Praktijkgebieden: Huurrecht
Aan de jurisprudentie over de goedkeuring van van de wet afwijkende bedingen in huurovereenkomsten van artikel 290-bedrijfsruimte heeft de Hoge Raad onlangs weer een opmerkelijke uitspraak toegevoegd.
Met betrekking tot de huur van artikel 290-bedrijfsruimten (detailhandelsruimten) bepaalt artikel 7:291 BW dat niet ten nadele van de huurder van de wettelijke huurbepalingen kan worden afgeweken. Dergelijke afwijkende bepalingen zijn vernietigbaar door de huurder. Maar dat alles geldt niet meer als die afwijkende bepalingen door de rechter zijn goedgekeurd.
Die goedkeuring kan door de rechter worden gegeven indien de afwijking van de wettelijke bepalingen de rechten van de huurder niet wezenlijk aantast of als de huurder een zodanige maatschappelijke positie heeft dat hij de wettelijke huurbescherming niet nodig heeft.
Bij het aangaan van een huurovereenkomst kunnen er wel eens redenen zijn om af te wijken van de rechten die de huurder krachtens de wet geniet. Dat kan bijvoorbeeld gaan om de lengte van de huurtermijnen of de mogelijkheden om de huur op te kunnen zeggen (indien bijvoorbeeld een herontwikkeling van het gebouw aanstaande is) of de mogelijkheden om op een bepaald tijdstip een aanpassing van de huurprijs te vorderen en wat dan de maatstaf of de procedure daarvoor zou moeten zijn.
Doorgaans wordt de voor een dergelijke van de wet afwijkende bepaling vereiste goedkeuring nog vóór de ingang van de huur of direct daarna aan de rechter verzocht. Doch zeker niet altijd. Deels komt dat omdat niet altijd bij het aangaan van de huur al duidelijk is of de bepaling wel ten nadele van de huurder van de wet afwijkt. Of bijvoorbeeld een bepaling dat de huurprijs op een bepaald moment juist wel of juist niet kan worden aangepast voor de huurder nadelig is is immers geheel afhankelijk van de huurprijsontwikkeling tot dat moment, zodat dan pas helder wordt of die bepaling nadelig of wellicht juist voordelig voor de huurder is. En deels wordt niet direct om goedkeuring verzocht dat omdat partijen bij het aangaan van de huur zich simpelweg helemaal niet bewust waren dat hetgeen zij waren overeengekomen ten nadele van de huurder afweek van de wettelijke bepalingen.
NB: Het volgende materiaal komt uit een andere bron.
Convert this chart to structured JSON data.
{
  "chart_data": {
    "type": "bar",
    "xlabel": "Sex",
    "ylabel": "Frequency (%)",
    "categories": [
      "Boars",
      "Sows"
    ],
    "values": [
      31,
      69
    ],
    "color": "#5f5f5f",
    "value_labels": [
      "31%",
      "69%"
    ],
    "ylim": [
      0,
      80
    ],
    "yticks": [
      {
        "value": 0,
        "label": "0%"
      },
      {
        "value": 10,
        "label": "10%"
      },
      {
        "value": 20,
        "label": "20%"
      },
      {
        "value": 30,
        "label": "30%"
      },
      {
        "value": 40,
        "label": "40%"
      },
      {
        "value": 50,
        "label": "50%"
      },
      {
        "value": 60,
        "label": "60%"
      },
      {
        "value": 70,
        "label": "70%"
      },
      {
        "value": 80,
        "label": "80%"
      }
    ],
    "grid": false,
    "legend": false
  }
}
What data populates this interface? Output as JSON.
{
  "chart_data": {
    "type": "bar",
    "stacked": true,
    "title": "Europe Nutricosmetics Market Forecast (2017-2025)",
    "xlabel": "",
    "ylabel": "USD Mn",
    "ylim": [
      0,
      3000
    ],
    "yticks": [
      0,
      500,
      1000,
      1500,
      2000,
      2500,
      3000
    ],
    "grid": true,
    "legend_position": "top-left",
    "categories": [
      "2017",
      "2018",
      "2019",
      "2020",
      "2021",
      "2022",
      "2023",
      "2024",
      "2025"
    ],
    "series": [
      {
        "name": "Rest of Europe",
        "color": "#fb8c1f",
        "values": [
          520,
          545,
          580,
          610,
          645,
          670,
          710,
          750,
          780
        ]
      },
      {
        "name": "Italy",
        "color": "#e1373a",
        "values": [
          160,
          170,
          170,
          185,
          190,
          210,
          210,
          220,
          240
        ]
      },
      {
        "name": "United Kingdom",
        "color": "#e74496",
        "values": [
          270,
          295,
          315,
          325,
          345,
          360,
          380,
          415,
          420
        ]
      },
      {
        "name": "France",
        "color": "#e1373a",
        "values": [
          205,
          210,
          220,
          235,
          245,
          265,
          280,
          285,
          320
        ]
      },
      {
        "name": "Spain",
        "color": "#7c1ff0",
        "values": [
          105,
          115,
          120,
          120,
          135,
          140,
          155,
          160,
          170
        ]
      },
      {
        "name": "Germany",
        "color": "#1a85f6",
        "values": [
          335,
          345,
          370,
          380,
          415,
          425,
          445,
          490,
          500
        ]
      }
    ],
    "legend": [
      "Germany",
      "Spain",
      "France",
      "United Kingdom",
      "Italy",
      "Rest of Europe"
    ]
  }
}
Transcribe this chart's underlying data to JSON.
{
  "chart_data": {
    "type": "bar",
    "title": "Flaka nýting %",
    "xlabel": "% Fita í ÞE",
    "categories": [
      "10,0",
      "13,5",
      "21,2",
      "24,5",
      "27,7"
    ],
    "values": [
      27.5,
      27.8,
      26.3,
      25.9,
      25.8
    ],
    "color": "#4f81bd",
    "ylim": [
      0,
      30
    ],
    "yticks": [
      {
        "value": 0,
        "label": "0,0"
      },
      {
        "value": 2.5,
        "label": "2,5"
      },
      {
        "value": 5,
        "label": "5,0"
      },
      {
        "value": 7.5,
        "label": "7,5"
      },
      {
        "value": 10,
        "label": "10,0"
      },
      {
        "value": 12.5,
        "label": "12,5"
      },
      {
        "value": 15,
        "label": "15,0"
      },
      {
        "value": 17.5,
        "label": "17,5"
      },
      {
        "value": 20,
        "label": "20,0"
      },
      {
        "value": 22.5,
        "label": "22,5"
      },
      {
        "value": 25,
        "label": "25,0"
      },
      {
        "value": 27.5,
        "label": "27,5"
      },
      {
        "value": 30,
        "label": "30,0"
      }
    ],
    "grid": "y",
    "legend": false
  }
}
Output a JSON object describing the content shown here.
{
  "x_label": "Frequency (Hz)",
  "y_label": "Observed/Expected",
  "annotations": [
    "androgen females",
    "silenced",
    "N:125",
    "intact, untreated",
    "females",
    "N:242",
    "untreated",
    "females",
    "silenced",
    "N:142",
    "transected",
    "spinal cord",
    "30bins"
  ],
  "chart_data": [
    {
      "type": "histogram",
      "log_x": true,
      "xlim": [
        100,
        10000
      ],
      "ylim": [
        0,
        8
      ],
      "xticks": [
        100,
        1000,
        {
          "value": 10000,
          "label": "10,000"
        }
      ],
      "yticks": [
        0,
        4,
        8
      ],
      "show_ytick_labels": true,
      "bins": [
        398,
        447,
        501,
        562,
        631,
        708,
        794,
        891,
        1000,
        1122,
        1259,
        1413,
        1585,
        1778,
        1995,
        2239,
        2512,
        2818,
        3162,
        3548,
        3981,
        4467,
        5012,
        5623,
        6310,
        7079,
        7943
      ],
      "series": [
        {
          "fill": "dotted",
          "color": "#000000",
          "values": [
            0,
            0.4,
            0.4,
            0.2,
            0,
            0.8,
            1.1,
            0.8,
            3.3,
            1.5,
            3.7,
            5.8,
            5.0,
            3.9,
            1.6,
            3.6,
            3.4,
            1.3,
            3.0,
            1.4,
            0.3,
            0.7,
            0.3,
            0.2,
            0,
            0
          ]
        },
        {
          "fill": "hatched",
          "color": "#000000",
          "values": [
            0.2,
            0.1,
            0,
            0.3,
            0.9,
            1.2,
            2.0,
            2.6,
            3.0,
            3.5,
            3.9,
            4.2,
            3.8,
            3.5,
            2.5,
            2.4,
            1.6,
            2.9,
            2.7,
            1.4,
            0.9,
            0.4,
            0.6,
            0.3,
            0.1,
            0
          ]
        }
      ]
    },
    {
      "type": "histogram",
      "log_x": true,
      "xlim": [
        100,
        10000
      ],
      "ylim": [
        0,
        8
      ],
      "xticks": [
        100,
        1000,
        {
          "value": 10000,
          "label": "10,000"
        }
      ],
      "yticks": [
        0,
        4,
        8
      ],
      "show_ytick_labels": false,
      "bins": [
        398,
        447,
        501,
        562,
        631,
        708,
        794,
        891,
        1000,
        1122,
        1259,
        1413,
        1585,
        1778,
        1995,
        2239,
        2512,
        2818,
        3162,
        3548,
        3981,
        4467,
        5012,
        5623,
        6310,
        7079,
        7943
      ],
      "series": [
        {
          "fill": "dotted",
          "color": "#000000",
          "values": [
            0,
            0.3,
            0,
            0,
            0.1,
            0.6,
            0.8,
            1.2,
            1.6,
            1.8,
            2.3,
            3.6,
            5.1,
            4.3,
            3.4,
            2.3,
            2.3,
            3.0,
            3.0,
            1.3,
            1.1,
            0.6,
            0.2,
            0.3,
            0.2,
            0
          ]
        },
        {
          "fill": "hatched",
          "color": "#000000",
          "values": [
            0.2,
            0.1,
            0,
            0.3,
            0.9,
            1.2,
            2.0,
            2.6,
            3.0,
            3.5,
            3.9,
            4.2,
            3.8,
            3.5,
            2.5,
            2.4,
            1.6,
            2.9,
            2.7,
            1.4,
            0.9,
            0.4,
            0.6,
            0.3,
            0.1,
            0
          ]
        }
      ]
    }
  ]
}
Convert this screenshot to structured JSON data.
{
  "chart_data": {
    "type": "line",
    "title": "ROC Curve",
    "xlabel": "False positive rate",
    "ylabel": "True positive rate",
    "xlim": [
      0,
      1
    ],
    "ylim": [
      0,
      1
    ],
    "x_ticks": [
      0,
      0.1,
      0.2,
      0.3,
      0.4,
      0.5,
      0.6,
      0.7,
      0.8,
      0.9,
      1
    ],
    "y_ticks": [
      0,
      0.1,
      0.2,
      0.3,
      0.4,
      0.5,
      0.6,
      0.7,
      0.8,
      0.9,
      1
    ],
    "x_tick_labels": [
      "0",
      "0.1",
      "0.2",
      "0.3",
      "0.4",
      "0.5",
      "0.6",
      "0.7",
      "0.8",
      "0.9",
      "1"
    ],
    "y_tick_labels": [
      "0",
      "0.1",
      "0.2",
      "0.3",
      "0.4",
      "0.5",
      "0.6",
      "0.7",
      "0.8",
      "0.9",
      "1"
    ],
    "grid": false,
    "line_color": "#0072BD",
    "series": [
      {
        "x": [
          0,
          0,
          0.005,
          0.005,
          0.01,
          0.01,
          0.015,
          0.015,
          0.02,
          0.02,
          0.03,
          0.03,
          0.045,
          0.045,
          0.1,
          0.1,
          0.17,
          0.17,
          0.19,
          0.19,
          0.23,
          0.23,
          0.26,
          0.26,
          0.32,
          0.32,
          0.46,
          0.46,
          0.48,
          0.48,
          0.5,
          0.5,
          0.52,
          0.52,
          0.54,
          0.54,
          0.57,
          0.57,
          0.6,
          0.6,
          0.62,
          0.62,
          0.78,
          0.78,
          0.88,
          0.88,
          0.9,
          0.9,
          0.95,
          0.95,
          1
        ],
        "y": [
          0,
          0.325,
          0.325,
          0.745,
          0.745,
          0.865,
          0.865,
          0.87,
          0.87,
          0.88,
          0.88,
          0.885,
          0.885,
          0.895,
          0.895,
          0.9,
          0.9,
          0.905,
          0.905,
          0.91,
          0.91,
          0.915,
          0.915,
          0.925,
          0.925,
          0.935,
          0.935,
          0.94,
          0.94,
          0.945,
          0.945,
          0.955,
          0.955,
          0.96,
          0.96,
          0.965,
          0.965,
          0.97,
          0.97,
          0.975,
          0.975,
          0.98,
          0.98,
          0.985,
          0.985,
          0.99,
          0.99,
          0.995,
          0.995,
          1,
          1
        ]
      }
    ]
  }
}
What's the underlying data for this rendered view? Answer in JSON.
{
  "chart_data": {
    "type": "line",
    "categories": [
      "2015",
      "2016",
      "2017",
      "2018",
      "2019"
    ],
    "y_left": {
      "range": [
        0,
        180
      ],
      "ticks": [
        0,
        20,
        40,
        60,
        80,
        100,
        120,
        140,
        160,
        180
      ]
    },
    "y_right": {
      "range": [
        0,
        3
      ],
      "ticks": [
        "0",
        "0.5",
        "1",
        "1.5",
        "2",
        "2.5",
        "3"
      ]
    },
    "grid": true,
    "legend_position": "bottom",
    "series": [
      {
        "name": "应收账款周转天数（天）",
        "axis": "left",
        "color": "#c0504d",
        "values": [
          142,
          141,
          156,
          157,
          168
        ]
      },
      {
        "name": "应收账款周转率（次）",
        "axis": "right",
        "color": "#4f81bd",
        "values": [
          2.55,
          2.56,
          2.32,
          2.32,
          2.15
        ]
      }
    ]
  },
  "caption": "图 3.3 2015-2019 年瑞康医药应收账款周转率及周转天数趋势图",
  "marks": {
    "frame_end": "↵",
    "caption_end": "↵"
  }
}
Daarom komt het regelmatig voor dat pas op het moment dat de verhuurder zich wil beroepen op enig beding in de huurovereenkomst de vraag rijst of dat beding in het nadeel van de huurder afwijkt van de wettelijke bepalingen en mogelijk om die reden vernietigbaar is omdat de vereiste goedkeuring van de rechter voor die bepaling niet is verkregen. Op dat moment is het conflict wel geboren en staan de huurder en verhuurder niet meer eensgezind tegenover het alsnog indienen van een verzoek om alsnog goedkeuring van dat ter discussie staand beding te krijgen.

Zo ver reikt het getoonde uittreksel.